Republican legislators on Tuesday introduced a bill to stop a rule that would make it easier for transgender and intersex Montanans to change the gender on their birth certificate.

While Republicans said halting the measure would save money, Democrats said it was a way to discriminate against transgender Montanans instead of focusing on the $227 million budget shortfall Gov. Steve Bullock called a special session to address. 

Republicans expanded the scope of the session on Tuesday, saying the Democratic governor’s call was too narrow and didn’t “include issues important to their caucus,” according to a statement issued last week.

When Republicans were proposing more options, Sen.
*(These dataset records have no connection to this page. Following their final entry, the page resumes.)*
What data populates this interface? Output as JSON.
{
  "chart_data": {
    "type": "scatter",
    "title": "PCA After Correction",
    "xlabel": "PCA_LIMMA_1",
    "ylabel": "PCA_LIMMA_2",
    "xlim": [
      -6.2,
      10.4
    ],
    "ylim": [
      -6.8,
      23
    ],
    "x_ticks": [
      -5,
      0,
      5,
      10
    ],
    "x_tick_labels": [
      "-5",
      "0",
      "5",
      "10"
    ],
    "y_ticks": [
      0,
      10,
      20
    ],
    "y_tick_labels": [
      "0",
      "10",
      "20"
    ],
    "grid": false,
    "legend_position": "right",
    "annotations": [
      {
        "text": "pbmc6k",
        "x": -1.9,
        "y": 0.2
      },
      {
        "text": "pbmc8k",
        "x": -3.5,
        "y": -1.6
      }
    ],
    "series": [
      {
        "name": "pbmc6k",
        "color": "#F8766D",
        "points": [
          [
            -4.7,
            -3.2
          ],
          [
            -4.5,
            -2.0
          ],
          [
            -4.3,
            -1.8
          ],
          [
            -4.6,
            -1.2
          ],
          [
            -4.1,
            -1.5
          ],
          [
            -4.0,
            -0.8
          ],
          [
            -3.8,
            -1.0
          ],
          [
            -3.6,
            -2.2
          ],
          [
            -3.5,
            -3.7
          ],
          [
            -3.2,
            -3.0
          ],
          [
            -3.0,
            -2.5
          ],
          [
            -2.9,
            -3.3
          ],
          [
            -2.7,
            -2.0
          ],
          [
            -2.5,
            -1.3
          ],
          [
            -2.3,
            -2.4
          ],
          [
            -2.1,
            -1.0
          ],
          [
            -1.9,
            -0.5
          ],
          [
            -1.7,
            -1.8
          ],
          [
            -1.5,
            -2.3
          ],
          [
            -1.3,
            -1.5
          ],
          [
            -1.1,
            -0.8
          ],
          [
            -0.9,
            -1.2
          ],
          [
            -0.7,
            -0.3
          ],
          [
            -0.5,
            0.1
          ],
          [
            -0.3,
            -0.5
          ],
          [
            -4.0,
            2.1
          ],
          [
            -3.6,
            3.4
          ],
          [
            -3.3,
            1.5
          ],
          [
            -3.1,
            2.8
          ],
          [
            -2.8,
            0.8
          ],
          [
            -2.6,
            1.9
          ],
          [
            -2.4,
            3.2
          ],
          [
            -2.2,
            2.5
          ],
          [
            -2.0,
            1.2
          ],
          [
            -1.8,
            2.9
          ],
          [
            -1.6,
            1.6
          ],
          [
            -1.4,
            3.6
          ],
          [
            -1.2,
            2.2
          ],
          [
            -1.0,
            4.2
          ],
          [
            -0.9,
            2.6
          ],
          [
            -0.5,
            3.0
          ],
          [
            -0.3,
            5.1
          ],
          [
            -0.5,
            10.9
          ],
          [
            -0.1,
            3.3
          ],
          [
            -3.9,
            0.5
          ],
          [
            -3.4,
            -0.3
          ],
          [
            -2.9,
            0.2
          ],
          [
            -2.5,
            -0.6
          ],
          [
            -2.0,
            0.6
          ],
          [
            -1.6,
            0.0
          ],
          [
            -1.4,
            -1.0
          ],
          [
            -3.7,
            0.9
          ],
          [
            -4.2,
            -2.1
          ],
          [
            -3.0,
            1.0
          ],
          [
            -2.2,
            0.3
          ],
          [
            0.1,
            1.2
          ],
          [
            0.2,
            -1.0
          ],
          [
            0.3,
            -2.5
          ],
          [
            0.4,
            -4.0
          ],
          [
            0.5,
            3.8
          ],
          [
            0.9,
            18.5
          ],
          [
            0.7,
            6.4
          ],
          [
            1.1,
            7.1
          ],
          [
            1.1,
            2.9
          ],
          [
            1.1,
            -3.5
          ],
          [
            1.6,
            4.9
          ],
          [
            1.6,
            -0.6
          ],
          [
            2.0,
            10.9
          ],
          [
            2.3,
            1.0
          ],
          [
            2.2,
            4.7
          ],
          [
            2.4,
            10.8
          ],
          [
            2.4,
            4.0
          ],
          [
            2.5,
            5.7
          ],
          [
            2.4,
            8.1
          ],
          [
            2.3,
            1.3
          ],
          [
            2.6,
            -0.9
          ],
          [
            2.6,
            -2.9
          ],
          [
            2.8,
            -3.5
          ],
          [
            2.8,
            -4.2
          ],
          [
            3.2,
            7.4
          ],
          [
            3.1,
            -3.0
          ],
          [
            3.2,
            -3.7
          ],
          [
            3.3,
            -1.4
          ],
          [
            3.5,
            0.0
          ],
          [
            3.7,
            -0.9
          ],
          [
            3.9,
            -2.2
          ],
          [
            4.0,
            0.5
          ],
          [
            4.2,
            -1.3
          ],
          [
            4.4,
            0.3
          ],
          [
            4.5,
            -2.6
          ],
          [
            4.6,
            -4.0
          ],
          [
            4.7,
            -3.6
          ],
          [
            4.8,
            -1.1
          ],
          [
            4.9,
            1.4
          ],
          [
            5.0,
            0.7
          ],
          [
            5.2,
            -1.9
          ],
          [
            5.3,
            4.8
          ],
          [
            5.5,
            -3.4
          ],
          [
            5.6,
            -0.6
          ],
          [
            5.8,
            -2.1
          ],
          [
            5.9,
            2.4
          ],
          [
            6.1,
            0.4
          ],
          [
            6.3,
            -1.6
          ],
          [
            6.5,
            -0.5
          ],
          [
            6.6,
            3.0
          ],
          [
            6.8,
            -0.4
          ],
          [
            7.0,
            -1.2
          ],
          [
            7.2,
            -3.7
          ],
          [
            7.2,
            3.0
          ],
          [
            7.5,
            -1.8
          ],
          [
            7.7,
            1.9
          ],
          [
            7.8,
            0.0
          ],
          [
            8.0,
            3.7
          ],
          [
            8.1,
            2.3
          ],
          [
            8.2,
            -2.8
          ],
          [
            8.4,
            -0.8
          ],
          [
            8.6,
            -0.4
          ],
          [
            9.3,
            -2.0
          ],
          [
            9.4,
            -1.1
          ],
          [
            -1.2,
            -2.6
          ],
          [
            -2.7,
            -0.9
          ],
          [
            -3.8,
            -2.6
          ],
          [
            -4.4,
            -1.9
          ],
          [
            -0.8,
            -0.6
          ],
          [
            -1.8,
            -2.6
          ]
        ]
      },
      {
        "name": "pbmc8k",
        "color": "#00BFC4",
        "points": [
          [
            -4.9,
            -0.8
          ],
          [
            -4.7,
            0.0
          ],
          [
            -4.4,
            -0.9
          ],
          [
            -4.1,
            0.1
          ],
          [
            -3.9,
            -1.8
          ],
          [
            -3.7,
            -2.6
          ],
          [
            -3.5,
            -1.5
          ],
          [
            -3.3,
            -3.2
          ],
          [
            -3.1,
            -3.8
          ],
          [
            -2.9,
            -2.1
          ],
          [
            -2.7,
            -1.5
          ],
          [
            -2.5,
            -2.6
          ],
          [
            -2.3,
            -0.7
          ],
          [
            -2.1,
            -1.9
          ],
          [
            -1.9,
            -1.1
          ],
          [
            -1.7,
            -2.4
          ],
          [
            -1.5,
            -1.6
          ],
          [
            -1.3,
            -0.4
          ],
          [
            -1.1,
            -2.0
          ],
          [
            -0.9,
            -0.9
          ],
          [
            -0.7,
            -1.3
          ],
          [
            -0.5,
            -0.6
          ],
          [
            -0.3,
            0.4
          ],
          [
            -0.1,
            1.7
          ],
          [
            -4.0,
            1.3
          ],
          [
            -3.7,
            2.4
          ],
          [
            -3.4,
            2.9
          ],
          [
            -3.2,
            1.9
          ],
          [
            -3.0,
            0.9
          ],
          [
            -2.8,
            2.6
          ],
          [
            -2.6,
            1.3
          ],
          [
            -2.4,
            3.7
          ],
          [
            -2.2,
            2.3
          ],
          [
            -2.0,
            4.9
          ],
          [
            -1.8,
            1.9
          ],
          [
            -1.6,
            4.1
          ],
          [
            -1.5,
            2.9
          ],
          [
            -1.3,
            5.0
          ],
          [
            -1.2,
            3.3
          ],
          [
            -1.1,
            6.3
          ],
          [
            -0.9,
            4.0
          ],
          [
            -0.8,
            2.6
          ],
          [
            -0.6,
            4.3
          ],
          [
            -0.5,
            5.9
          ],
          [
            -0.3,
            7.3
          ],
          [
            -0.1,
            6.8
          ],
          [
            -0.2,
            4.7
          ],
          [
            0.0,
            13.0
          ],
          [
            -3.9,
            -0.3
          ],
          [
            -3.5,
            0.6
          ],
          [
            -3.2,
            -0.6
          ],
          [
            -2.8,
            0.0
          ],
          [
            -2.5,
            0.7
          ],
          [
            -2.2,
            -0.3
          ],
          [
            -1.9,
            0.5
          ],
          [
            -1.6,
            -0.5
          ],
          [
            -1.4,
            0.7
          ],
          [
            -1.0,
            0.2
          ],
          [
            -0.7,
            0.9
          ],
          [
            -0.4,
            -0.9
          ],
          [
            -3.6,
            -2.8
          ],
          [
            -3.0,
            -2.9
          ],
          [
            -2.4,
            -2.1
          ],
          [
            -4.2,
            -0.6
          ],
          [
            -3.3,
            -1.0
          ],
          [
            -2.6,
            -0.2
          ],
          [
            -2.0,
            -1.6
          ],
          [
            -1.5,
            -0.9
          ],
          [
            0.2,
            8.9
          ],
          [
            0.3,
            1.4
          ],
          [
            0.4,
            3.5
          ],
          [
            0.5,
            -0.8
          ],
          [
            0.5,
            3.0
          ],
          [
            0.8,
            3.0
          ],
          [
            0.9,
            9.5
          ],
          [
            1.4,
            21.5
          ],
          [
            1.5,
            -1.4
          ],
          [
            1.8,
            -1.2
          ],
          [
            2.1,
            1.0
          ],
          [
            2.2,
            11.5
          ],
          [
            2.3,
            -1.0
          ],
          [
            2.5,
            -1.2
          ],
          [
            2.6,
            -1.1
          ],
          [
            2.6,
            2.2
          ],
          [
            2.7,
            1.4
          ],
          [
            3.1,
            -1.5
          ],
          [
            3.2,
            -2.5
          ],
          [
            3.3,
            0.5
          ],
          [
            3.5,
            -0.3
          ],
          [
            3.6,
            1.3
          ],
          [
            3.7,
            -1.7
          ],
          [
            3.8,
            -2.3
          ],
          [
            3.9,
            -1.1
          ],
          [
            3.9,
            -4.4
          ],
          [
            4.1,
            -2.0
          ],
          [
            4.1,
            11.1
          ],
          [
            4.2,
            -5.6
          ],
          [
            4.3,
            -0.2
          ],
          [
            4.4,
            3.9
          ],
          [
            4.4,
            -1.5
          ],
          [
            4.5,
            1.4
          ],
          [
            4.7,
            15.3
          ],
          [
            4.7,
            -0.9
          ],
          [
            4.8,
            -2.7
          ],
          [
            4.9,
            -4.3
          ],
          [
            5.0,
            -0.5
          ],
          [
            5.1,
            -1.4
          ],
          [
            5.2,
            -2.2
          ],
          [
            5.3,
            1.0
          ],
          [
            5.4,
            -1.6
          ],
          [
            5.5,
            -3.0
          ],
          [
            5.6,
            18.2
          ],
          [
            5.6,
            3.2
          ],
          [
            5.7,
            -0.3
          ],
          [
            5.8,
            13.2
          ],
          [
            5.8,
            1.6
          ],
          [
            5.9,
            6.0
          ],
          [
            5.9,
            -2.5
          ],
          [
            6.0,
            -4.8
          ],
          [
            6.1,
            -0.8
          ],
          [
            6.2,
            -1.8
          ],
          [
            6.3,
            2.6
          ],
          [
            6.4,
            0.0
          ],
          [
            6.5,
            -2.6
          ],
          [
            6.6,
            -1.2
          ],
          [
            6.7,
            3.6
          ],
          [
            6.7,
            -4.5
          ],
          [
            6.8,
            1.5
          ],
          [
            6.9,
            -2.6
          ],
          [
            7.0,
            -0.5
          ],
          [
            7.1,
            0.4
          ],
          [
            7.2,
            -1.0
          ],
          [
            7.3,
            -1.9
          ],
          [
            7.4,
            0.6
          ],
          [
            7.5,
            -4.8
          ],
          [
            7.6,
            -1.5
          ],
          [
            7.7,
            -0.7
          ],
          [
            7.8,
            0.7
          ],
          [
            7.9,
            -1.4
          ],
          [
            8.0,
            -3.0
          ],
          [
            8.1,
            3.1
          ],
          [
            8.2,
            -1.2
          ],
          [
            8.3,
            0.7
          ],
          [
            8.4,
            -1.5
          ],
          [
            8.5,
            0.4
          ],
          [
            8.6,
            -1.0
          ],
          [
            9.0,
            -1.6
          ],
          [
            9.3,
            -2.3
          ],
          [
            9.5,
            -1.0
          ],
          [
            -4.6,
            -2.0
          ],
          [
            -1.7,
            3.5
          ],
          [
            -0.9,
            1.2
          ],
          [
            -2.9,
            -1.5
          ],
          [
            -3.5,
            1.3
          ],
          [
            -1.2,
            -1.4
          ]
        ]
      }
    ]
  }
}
Albert Olszewski, R-Kalispell, made a motion to keep the birth certificate rule from going into effect, saying it would cost $100,000 to $200,000 to implement. The motion received the two-thirds vote from the legislative body and will be drafted into a bill that will undergo a hearing process and vote by a committee.

The Department of Public Health and Human Services held a public hearing on the rule Oct. 13.

Olszewski said it would be expensive to update paper forms and the computer software to add additional fields for another gender. But Jon Ebelt, a spokesperson for DPHHS, said the rule change didn’t require any changes to the IT system used for birth certificates.

“There’s been no fiscal impact. We will be able to process requested birth certificate changes utilizing the current system. ... there will not be a need to add additional fields to state maintained forms,” Ebelt said in an emailed statement. Under the new rule, DPHHS would use the word "gender" instead of "sex" on birth certificates.

Under the existing rule, people must provide a court order saying their sex was changed by a surgical procedure before they can change their gender on their birth certificate. The new rule added a definition of intersex.

The DPHHS hearing allowed for public comment that day and through Oct. 20. Ebelt said DPHHS must file a notice of adoption with the Secretary of State. The department plans to file the notice of adoption soon, and it will go into effect two weeks after it’s filed.

If the rule is adopted, people will have three ways of changing their gender, with all three requiring a sworn affidavit attesting to the facts supporting the change. People can submit a gender designation form certifying they have undergone gender transition or have an intersex condition, submit a government-issued identification displaying the correct gender, or submit a court order.

At the hearing in October, DPHHS said the rule change would bring Montana in line with other states. Proponents of the rule change testified that having surgery to correct gender is outdated. There was also concern that judges aren’t required to clear a courtroom before hearing a case, which could out someone who is transgender.

The Montana Family Foundation asked people to attend the DPHHS hearing in October to oppose the rule change, but the cost was not a concern expressed during the hearing. Instead, they said the rule is something that should be considered by the Legislature.

Jeff Laszloffy, president of the Montana Family Foundation, said Tuesday his group had not coordinated with Olszewski, but he was at the Capitol gathering signatures for a petition to force the health department to produce a fiscal analysis on the change to birth certificates.

Laszloffy’s petition said Montana Family Foundation fails to see how the change would not have a cost. “A change of this magnitude must certainly involve, at the very least, software upgrades to every state and local government computer that uses ‘sex’ as an identifier," a letter attached to the petition reads.

The letter also says there are “as many as 71 recognized genders with more being added all the time.”

Though the health department said the change will not cause additional fields to be added to state forms, Laszloffy said he questioned that.

“That’s not what the other side wants,” he said. “They are not looking for male/female.”

Laszloffy said he has reached out to the Office of Public Instruction and Department of Justice, which he said had questions about possible costs. A spokesperson from the Department of Justice said the agency didn’t tell the Family Foundation they have concerns about the cost. A spokesperson for OPI said the agency hasn't conducted an analysis of any financial impacts.

Reporter Holly Michels contributed to this report.